Kitap Tanıtımı |
Hikâye, New York'tan Buenos Aires'e giden bir vapurda yaşanır. Dünya satranç şampiyonu MirkoCzentovic, bir turnuva için Buenos Aires'e gitmektedir. Bunu duyan gemideki milyoner, petrol zengini McConnor, Czentovic'e para karşılığı bir el satranç oynamayı teklif eder. Czentovic ise bu teklifi seve seve kabul eder ve ilk partiyi beklendiği gibi rahatlıkla kazanır. Kaybedilen partinin rövanşının tam ortasında, oyuna Avusturyalı Dr. B. adında bir başka yolcu katılır ve bir beraberlik kurtarır. Bunun üzerine McConnor'un teklifiyle Czentovic ile Dr. B arasında bir müsabaka düzenlenir. Müsabaka başlamadan Dr. B. satrancı nasıl öğrendiğini anlatır:
Gestapo tarafından bir otel odasında aylarca hücre hapsine kapatılmışken, bir sorgulama öncesi bekletildiği odanın duvarında asılan montun cebindeki satranç kitabını çalmayı başarmıştır. Çok mutludur; çünkü beyni çalıştıracak bir oyun bulmuştur. Kitaptaki kaydedilmiş oyunları satranç tahtası ve taşları olmadan kendi kafasında oynamaya başlar. Bir süre sonra Dr. B., önce ekmek içinden yaptığı satranç taşlarıyla ve yatak örtüsündeki karelerle oynamaya devam eder. Satranç, hücrede sıkıntıdan çıldırmak üzere olan Dr. B.'nin hayatını kurtarmıştır. Bir oyunu kendine karşı kaybedince sinir krizi geçirir ve kırdığı bir cam, elini keser. Hastanede doktorun onu soyadından tanımasıyla kurtulur. Artık özgürdür; fakat bir daha satranç oynamamaya kararlıdır, ta ki gemideki karşılaşmaya kadar.

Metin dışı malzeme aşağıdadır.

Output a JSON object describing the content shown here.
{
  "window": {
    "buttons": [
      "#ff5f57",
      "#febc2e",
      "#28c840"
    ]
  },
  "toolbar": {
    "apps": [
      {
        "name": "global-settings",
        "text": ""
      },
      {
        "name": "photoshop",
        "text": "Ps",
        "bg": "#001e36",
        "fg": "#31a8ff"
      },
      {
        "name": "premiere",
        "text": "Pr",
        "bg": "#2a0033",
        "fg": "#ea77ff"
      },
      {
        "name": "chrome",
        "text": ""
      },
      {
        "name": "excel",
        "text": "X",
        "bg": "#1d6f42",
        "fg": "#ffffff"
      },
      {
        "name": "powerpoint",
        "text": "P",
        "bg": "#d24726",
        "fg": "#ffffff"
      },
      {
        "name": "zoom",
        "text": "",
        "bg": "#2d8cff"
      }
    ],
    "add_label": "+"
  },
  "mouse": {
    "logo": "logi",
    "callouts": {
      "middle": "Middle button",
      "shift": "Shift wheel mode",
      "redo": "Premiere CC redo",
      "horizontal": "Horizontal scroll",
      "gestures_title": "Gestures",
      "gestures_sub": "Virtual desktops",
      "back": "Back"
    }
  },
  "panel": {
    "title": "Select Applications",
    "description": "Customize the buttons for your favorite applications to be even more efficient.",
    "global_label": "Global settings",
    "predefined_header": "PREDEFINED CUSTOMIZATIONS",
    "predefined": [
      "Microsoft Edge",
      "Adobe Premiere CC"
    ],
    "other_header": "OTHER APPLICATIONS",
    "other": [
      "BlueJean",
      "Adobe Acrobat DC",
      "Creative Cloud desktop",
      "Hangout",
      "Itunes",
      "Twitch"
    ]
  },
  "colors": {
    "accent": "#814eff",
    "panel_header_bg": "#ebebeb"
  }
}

Dr. B bütün şampiyonların partilerini ezbere bildiğinden Czentovic'in oynayacağı oyunları önceden hesaplamıştır. İlk partiyi kazanır. İkinci parti sırasında Czentovic, karşısındakinin bunalıma girdiğini fark eder. Dr.B. kriz geçirince parti yarıda, Czentovic, de masada satranç taşları ile baş başa kalır.